If you read the back of the ingredients, you will see that in the "meat " pouches , there is around 10-12% meat, no more, and a lot of sweet tasting food, such as carrot, sweetcorn, potatoes, and even fruit (in the chicken curry) which make them very palatable. If you make a beef stew at home and follow the pouch recipe, you would have to put one third of water given it states 34% stock.
Taste the pouch before you give it away
You can't reproduce the recipe, because the high temperature process it has to go through to give shelf live, alters the last of food, and who you give a "meal" you want more than 10% of meat.
Food is a multi sense experience, you eat with the eyes, ears (chopping veggies, sizzling onions, ...) smells, ...
I would stop them, because you don't get what's on the packet. If I buy a spag Bol meal, I want more than 5% spaghettis in it and if I buy a chicken casserole, I don't want two teaspoons of sugar per pouch (8.2 gr of sugar listed on packet, mainly from raisins and apricot. 1 teaspoon of sugar is 4 gr., so you get two).
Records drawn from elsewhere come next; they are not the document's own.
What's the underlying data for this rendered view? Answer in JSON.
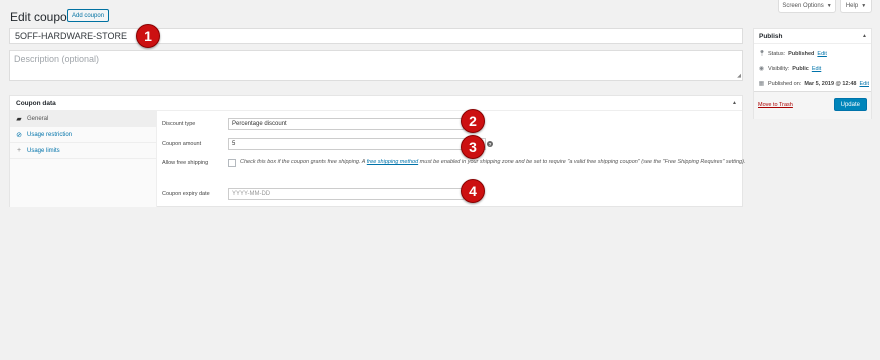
{
  "header": {
    "screen_options": "Screen Options",
    "help": "Help",
    "title": "Edit coupon",
    "add_coupon": "Add coupon"
  },
  "coupon": {
    "code": "5OFF-HARDWARE-STORE",
    "description_placeholder": "Description (optional)"
  },
  "markers": [
    "1",
    "2",
    "3",
    "4"
  ],
  "coupon_data": {
    "heading": "Coupon data",
    "tabs": [
      {
        "label": "General",
        "icon": "ticket-icon",
        "active": true
      },
      {
        "label": "Usage restriction",
        "icon": "restriction-icon",
        "active": false
      },
      {
        "label": "Usage limits",
        "icon": "plus-icon",
        "active": false
      }
    ],
    "fields": {
      "discount_type_label": "Discount type",
      "discount_type_value": "Percentage discount",
      "coupon_amount_label": "Coupon amount",
      "coupon_amount_value": "5",
      "free_shipping_label": "Allow free shipping",
      "free_shipping_text_1": "Check this box if the coupon grants free shipping. A ",
      "free_shipping_link": "free shipping method",
      "free_shipping_text_2": " must be enabled in your shipping zone and be set to require \"a valid free shipping coupon\" (see the \"Free Shipping Requires\" setting).",
      "expiry_label": "Coupon expiry date",
      "expiry_placeholder": "YYYY-MM-DD"
    }
  },
  "publish": {
    "heading": "Publish",
    "status_label": "Status:",
    "status_value": "Published",
    "visibility_label": "Visibility:",
    "visibility_value": "Public",
    "published_label": "Published on:",
    "published_value": "Mar 5, 2019 @ 12:48",
    "edit": "Edit",
    "trash": "Move to Trash",
    "update": "Update"
  },
  "colors": {
    "accent": "#0073aa",
    "update_button": "#0085ba",
    "marker": "#cc1011",
    "trash": "#aa0000"
  }
}
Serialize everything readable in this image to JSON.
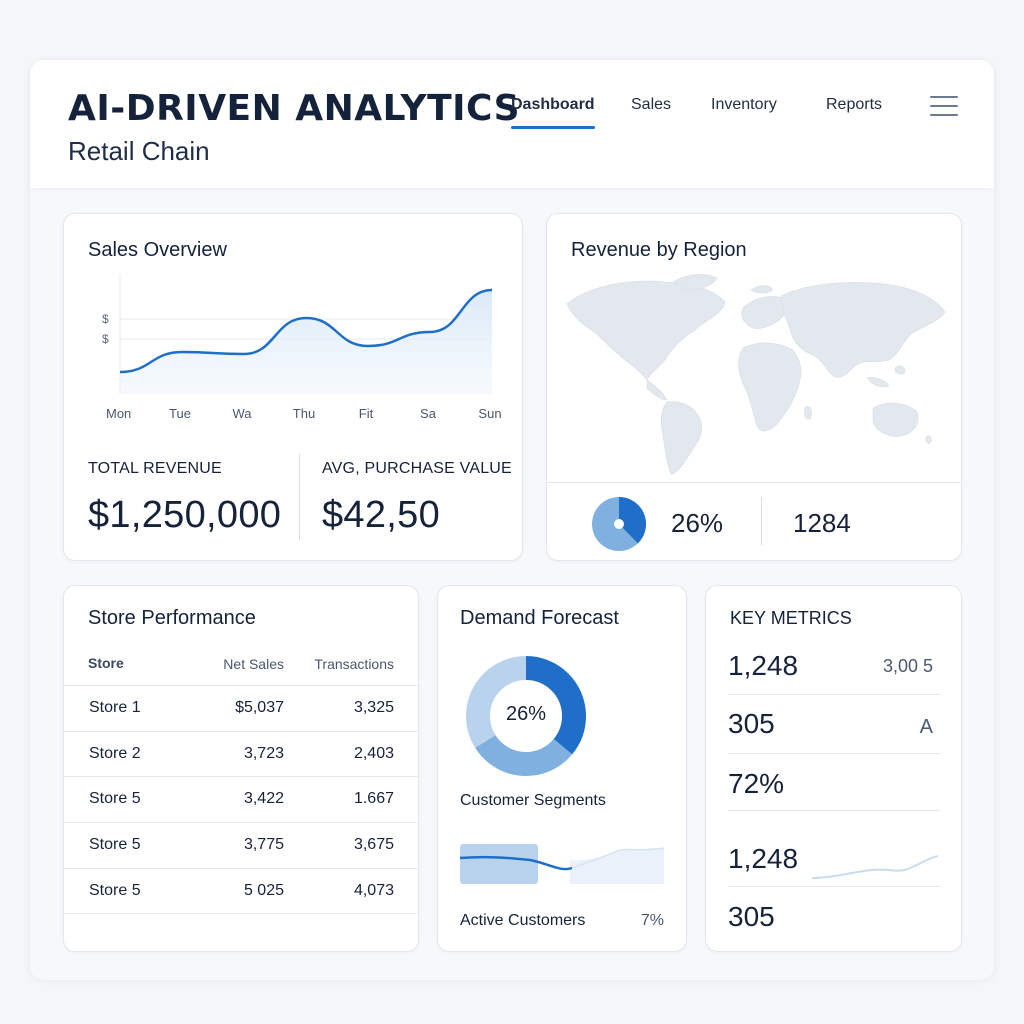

The problem with processed baby food is that it alters taste and
preferences. So how do you move away, stop buying them, have him on the high chair next to you while you cook, and talk to him in the process, once it is in the pot, from time to time, having him in your arms, while you lift the lid and eat with him.
IF you want to change his taste, it is not only the pouches you need to consider. What other types of processed baby does he have? Sweet baby porrdidge? Junk puffed snacks (sorry it is pure junk) ? Extremely sweet granola snack?